Beneath the Union Chapel’s huge circular stained glass window (that looks suspiciously like an iris) Claudio Simonetti takes his place behind his bank of synths, and Goblin start that familiar creepy repetitive motive. A quick glance up and Simonetti realises that the film is being projected incorrectly. It’s a false start, and a little light relief before we get underway in earnest. The light touch of humour at the start of the performance is welcome, but also serves to highlight that Suspiria does in fact have many moments of humour scattered alongside its moments of ultra-vivid moments of gore.
Some of the dialogue is clunky and the acting is at times laughable and yet there’s something about Suspiria that still has the power to genuinely unsettle audiences. Part of this is the down to Argento’s forceful use of colour in the film – constantly switching between red, blue, green and white light (the lighting technicians at the Chapel bathe the audience and band in blood red for much of tonight’s performance) but it is Goblin’s score that perhaps serves to plunge the dagger of fear right into the hearts of the audience.
From the moment Suzy Bannion walks through the airport, the Suspiria motif serves to highlight that even though this is just a scene of someone walking through an airport, something isn’t quite right. Add in those rasping “La La La La La La La” vocals and right from the off Goblin set the tone perfectly. At times the sheer volume of the band obliterates some of the dialogue, the rumbling drum rolls and that thundering bass pulse in particular keep everyone on the edge of their seat and highlight the fact that much of the film’s power comes directly from its soundtrack.

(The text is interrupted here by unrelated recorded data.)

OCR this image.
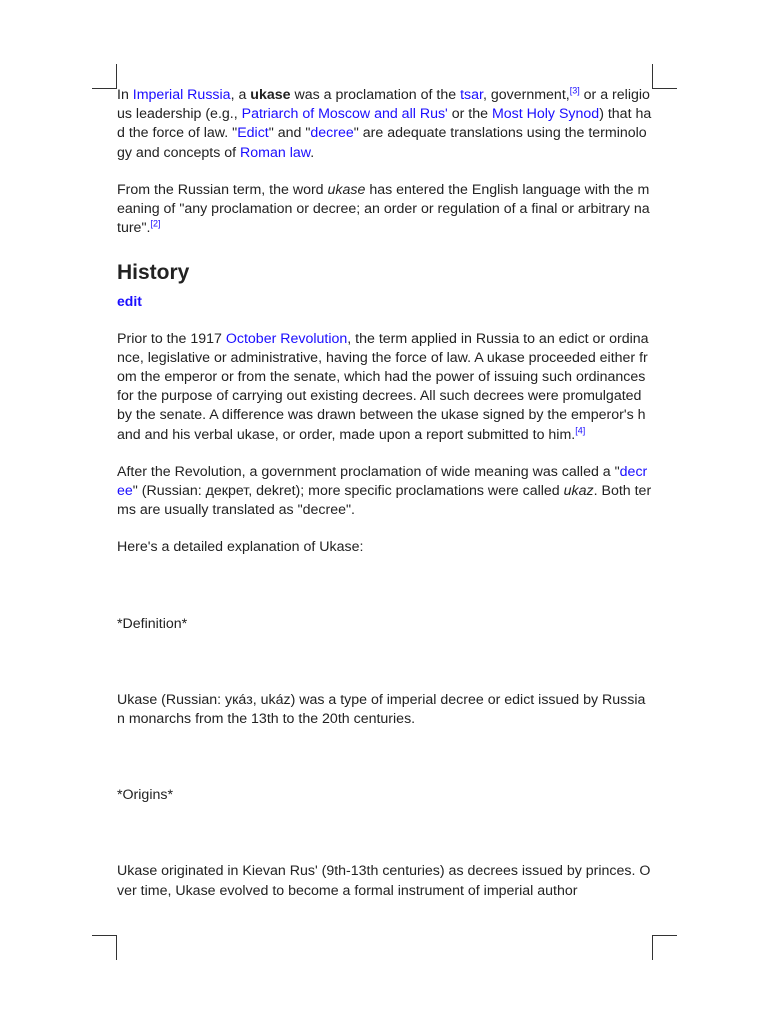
In Imperial Russia, a ukase was a proclamation of the tsar, government,[3] or a religious leadership (e.g., Patriarch of Moscow and all Rus' or the Most Holy Synod) that had the force of law. "Edict" and "decree" are adequate translations using the terminology and concepts of Roman law.

From the Russian term, the word ukase has entered the English language with the meaning of "any proclamation or decree; an order or regulation of a final or arbitrary nature".[2]

History
edit

Prior to the 1917 October Revolution, the term applied in Russia to an edict or ordinance, legislative or administrative, having the force of law. A ukase proceeded either from the emperor or from the senate, which had the power of issuing such ordinances for the purpose of carrying out existing decrees. All such decrees were promulgated by the senate. A difference was drawn between the ukase signed by the emperor's hand and his verbal ukase, or order, made upon a report submitted to him.[4]

After the Revolution, a government proclamation of wide meaning was called a "decree" (Russian: декрет, dekret); more specific proclamations were called ukaz. Both terms are usually translated as "decree".

Here's a detailed explanation of Ukase:

*Definition*

Ukase (Russian: укáз, ukáz) was a type of imperial decree or edict issued by Russian monarchs from the 13th to the 20th centuries.

*Origins*

Ukase originated in Kievan Rus' (9th-13th centuries) as decrees issued by princes. Over time, Ukase evolved to become a formal instrument of imperial author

The switch between quiet and loud provides most of the jolts as the film progresses, and when the maggots start to fall from the ceiling, the band provide a wave of sonic assault that becomes almost claustrophobic. It might be 40 years old, but there’s no doubting that Suspiria deserves its cult classic status. Everything about it, even the occasionally clunky acting, is perfect. Both Argento and Goblin have had their imitators over the years, but few have got the mix of image and sound quite as perfect as this wonderful slice of cinematic history.